Soundings : Concerned citizens vs. the common good
Twenty-three years ago, a team of sociologists led by Robert Bellah, in a book entitled "Habits of the Heart," identified a new species of player on the American political scene: the "concerned citizen."
"Implicit in this designation," Bellah wrote, "is the idea that one can be a good citizen simply by being passively law-abiding, and that one need become actively involved in public issues only when one becomes concerned about threats to the interests of one's self and one's community."
We all know the type: the overnight activists who spring up, like mushrooms after a rain, to fight for their perceived interests, retreating to their reclining chairs when the battle is over.
Lately on Martha's Vineyard, the most common variety of concerned citizens jumping into the civic arena are those who begin by insisting, "I do believe in affordable housing" - and we all watch as the inevitable "but" limps toward us from the horizon.
It's almost too perfect that the group hastily organized against the Bradley Square project - the group that has accused the project's backers of being in it for selfish gain and predicted ruin to the neighborhood if this project is built in the form overwhelmingly approved by the Martha's Vineyard Commission - should call itself the Oak Bluffs Concerned Citizens Committee.
After sitting out a 15-month planning process that was remarkable for its transparency and openness, these Concerned Citizens are now rousing themselves to throw any available wrench into the gears - including threats of lawsuits - in an effort to derail one of the most exemplary community housing projects to come down the pike in years.
The sad predictability of these attacks on Vineyard affordable housing projects suggests that we're going beyond NIMBY and into the land of BANANA - build absolutely nothing, anywhere, near anything. But remember, say the opponents: we really, really do believe in affordable housing.
This flap over Bradley Square is difficult to decode, in part, because it's hard to know how much of it is about the substance of the plan and how much is about culture wars between the old-timers and a new generation of artsy types. (Consider, for example, the outrage at the fact that people were documented, on videotape, crossing streets during an arts district stroll carrying plastic glasses of pinot.)

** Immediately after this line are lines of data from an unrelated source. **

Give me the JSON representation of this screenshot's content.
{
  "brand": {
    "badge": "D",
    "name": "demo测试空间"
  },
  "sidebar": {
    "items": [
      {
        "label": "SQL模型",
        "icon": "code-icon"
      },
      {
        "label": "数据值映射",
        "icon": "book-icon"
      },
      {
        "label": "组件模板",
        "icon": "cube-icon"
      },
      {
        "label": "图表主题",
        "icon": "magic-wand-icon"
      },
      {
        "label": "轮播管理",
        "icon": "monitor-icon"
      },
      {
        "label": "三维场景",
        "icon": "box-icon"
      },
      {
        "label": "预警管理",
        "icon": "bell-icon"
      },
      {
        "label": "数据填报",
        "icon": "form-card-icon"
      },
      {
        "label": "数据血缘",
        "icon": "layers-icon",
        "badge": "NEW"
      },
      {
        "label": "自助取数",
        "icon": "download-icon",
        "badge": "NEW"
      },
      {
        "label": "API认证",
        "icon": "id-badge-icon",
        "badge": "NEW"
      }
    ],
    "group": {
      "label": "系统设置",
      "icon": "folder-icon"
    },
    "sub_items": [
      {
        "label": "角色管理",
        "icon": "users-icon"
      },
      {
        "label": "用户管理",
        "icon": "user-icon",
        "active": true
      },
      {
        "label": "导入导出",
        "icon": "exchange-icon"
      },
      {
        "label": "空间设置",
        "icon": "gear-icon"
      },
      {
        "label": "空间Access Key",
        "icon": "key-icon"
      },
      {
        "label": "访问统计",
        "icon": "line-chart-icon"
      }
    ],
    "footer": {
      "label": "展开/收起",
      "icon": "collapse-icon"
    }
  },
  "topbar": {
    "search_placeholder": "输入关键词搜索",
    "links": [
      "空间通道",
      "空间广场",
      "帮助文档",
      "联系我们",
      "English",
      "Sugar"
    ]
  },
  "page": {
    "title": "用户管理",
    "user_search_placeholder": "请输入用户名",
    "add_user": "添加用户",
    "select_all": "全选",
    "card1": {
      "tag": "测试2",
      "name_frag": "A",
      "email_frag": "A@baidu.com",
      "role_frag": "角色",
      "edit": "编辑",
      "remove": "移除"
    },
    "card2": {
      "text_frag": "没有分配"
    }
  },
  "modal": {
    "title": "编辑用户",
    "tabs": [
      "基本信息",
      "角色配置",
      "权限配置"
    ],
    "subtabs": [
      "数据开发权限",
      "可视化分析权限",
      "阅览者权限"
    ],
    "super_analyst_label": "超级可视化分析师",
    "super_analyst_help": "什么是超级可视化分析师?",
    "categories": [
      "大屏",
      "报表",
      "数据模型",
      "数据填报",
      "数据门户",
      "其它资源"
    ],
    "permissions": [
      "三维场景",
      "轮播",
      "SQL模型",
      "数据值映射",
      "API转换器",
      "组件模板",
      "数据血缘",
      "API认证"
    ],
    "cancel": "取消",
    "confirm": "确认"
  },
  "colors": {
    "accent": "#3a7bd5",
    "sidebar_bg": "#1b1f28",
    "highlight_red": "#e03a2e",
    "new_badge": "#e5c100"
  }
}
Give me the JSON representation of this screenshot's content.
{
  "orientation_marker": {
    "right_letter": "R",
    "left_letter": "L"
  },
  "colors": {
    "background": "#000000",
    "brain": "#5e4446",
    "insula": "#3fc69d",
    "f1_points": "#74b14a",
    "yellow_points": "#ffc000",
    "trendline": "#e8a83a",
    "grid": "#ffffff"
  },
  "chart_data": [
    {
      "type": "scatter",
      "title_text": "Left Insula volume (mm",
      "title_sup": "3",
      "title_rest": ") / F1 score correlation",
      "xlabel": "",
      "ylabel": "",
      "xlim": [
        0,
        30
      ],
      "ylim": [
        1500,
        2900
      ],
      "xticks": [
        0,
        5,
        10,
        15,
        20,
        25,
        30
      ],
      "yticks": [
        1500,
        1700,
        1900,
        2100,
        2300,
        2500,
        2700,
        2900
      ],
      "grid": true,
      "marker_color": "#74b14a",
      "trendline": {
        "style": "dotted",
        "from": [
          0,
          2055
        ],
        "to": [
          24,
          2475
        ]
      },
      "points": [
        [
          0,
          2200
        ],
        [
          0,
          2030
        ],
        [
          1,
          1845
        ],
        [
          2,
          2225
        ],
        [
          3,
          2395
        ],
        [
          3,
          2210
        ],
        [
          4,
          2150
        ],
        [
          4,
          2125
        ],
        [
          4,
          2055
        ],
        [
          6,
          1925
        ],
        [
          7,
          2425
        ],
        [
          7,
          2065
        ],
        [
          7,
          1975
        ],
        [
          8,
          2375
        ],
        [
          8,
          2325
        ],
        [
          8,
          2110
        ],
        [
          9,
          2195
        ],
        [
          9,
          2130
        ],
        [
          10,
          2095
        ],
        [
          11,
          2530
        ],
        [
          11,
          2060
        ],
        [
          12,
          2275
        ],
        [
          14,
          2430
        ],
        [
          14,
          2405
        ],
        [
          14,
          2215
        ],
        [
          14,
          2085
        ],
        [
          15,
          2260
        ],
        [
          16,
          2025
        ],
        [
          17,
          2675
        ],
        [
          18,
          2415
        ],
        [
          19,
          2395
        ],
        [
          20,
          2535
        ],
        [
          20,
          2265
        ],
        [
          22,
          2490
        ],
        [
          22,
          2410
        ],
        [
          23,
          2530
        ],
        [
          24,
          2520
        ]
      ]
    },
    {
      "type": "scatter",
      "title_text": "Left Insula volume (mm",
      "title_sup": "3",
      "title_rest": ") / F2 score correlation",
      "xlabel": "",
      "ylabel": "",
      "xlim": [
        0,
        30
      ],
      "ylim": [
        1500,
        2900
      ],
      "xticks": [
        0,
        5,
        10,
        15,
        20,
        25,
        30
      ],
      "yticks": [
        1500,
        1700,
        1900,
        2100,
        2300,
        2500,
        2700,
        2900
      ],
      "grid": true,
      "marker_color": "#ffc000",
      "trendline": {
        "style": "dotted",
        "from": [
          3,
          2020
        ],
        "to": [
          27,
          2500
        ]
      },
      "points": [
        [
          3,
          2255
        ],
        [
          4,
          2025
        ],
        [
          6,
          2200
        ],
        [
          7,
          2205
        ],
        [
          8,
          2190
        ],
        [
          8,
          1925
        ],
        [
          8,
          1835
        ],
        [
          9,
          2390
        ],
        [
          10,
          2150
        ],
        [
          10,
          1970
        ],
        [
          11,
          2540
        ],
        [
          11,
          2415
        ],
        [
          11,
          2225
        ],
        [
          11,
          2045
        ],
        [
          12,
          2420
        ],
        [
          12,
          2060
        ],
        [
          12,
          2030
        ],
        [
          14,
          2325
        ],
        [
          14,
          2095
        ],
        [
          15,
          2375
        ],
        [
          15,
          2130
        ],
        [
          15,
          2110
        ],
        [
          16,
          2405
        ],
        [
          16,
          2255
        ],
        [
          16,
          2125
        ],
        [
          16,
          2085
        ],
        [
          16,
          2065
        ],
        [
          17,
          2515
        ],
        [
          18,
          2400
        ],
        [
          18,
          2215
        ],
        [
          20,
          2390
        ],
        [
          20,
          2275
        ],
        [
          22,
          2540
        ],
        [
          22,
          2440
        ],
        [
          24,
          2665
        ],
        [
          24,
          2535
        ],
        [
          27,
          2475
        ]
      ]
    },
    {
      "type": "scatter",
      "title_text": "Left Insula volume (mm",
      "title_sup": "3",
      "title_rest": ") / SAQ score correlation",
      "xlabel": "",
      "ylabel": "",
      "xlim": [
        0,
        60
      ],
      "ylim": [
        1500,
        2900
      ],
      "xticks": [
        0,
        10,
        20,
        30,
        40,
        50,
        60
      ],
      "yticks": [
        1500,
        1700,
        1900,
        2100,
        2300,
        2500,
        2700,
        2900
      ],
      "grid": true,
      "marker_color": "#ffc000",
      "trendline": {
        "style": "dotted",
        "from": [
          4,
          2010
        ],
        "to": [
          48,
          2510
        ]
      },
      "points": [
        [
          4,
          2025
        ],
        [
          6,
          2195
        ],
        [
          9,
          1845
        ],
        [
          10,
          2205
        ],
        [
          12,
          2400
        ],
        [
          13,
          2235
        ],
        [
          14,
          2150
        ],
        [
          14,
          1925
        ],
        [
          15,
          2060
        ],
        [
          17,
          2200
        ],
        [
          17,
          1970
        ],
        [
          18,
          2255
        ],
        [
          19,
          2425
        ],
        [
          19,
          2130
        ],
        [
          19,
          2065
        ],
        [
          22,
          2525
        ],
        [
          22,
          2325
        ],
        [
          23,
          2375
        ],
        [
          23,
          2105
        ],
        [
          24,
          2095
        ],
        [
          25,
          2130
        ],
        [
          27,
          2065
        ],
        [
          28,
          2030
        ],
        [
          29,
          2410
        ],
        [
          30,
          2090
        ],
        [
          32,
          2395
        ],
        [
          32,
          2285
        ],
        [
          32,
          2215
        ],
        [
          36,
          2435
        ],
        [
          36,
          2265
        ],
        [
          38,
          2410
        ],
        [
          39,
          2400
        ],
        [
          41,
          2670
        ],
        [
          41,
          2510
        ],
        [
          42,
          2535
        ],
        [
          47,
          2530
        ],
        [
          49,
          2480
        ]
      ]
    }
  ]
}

There are rhetorical red herrings at every turn - the most tiresome of which, in my view, is the outcry over the innocent trees that will be slaughtered if Bradley Square is built. Give me an elm-sized break. But most misleadingly of all, the opposition to Bradley Square has tried to wrap itself in that most reasonable of all guises, the mantle of compromise.
Bradley Square is too much of a good thing, say the opponents - why not scale the project back a bit? And in a statesmanlike gesture on the night of a critical ZBA hearing, Richard Leonard, chairman of the Island Housing Trust, announced that his agency and the Concerned Citizens had agreed to enter into mediated talks in pursuit of a compromise.
I wish the parties to these talks all the best of luck. But I'm not hopeful, and here's why:
Because the central challenge of affordable housing is in the first word of the term, not the second. Housing on the Vineyard is abundant; it's the runaway prices that are gutting this community. To be specific, this is about the cost of land - in the case of Bradley Square, the cost was $905,000, and no amount of compromising at this point can change that number.
To make a project like Bradley Square work at a smaller scale, your only option is to toss in more subsidy - and I'm sure that if the Concerned Citizens stepped up to contribute, they'd be welcome to do so.
But if by "compromise," you mean simply reducing the number of housing units at Bradley Square from 11 to eight or nine, the effect will be exactly what the Edgartown ZBA achieved two years ago by trimming two houses from the Cozy Hearth project. That cut tipped the numbers from doable to un-doable, and killed the project.
The agencies behind Bradley Square recently put the property up for sale, not as a gesture of brinksmanship, but as a matter of financial prudence. All the design and planning costs already sunk into this project are unrecoverable, but there are monthly carrying costs, funds are limited, and there's so much important work to be done.
If the sole accomplishment of the Oak Bluffs Concerned Citizens is to kill the Bradley Square project, that would be a loss for the town, and an even greater setback for the Vineyard. Bradley Square embodies in many ways the sort of in-town, smart-growth project that incorporates good design, mixed use and even an element of historic preservation. In the real world, where nothing is ideal - okay, there's a parking problem - it has nearly all the qualities you could look for. The commissioners of the Martha's Vineyard Commission, in their 13-1 vote, saw this.
So if local politics can kill a project like Bradley Square, what does that say for the future of Martha's Vineyard?